Brew & Chew
Brew and Chew
Ian Phillips 0428 858 272
As Easter has passed, our thoughts have to turn to the next celebration - this Anzac-day, and so, to the first Anzac day.
That campaign in 1915 began by an attempt to bring about “regime change” by forcing open a strait, in that case Ottoman Turkey and the Dardanelles. That didn’t end well!
The similarities then and now are well explored in an essay, late March, from the Australian Naval Institute entitled “Mines lessons from the Dardanelles 1915”. It is responsible and well put together and generally a rewarding Google search.The essay draws on strategic wisdom for the time of Nelson (“A ship is a fool to fight a fort.”). In essence, well-defended and mined straits can only be forced at considerable cost, if at all. Naval attempts in 1915 failed with the loss of a number of British warships, (despite the success of an Australian submarine in inflicting some damage), leading to the alternative disaster of attempting a land-based victory by landing at Gallipoli.
But, of course, it will all be very different now (irony intended)!
So faced with the prospect of on-going constrained oil supplies, various worthies have agitated for oil exploration here, presuming, not unreasonably, that the normal life will be so slow in returning that we will have time to fill our bowsers from wild-cats.
Desperate times lead to desperate measures – in dire straits (pun intended), from 1942, a joint Federal and State enterprise dug a shaft (!) twelve feet in diameter and twelve hundred feet deep to the layers that seeped oil at Lakes Entrance (where oil traces had been observed for years), and then drilled laterally – the recovered crude was then hauled to the surface in buckets!

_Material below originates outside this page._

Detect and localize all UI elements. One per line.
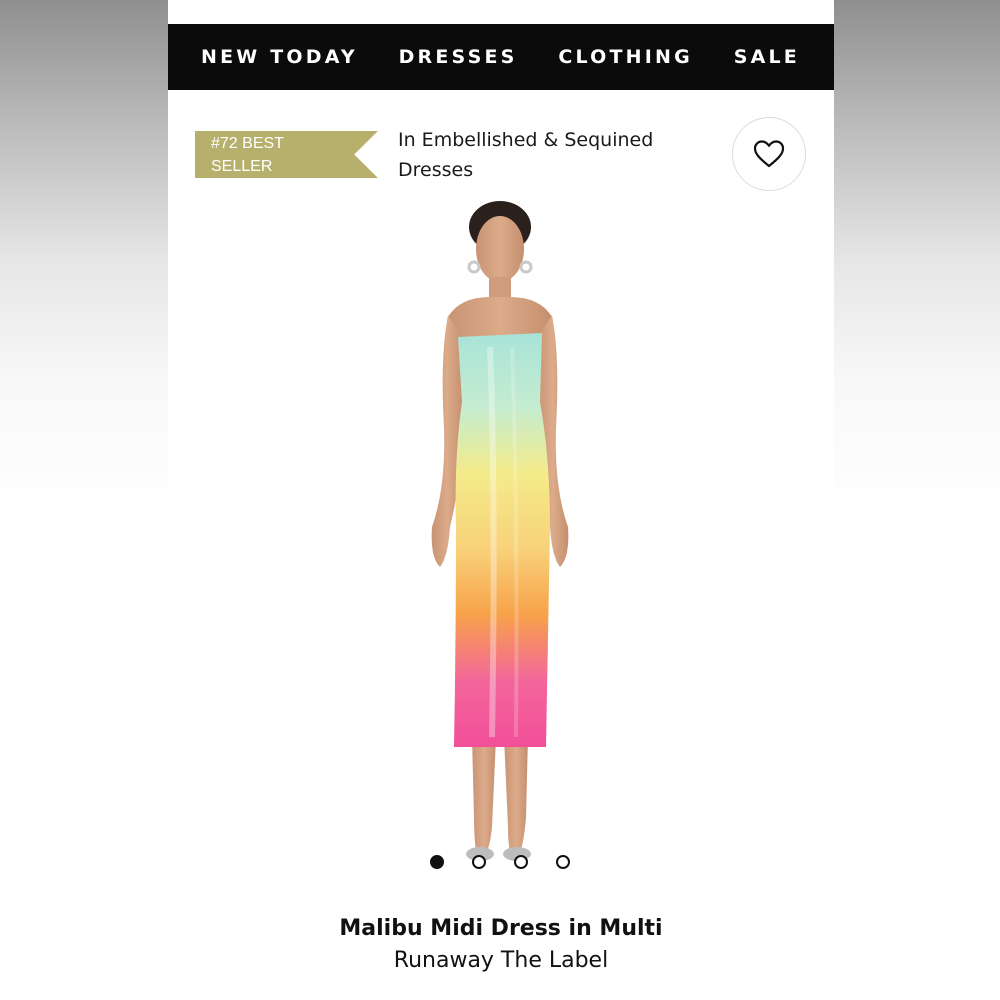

As it unlikely we can extract a toll on ships passing through our Bass Strait, we had better get back to securing our own supply of oil somehow – we will have time to do this so long as oil can pass from the Gulf of Mexico (sorry, Gulf of America) via Panama, assuming that doesn’t blow up too. But, by the time Brew & Chew meets at the Camberwell library (the fourth Wednesday of each month), the “war” will be over we are told, so there will be something else to talk about – the football perhaps.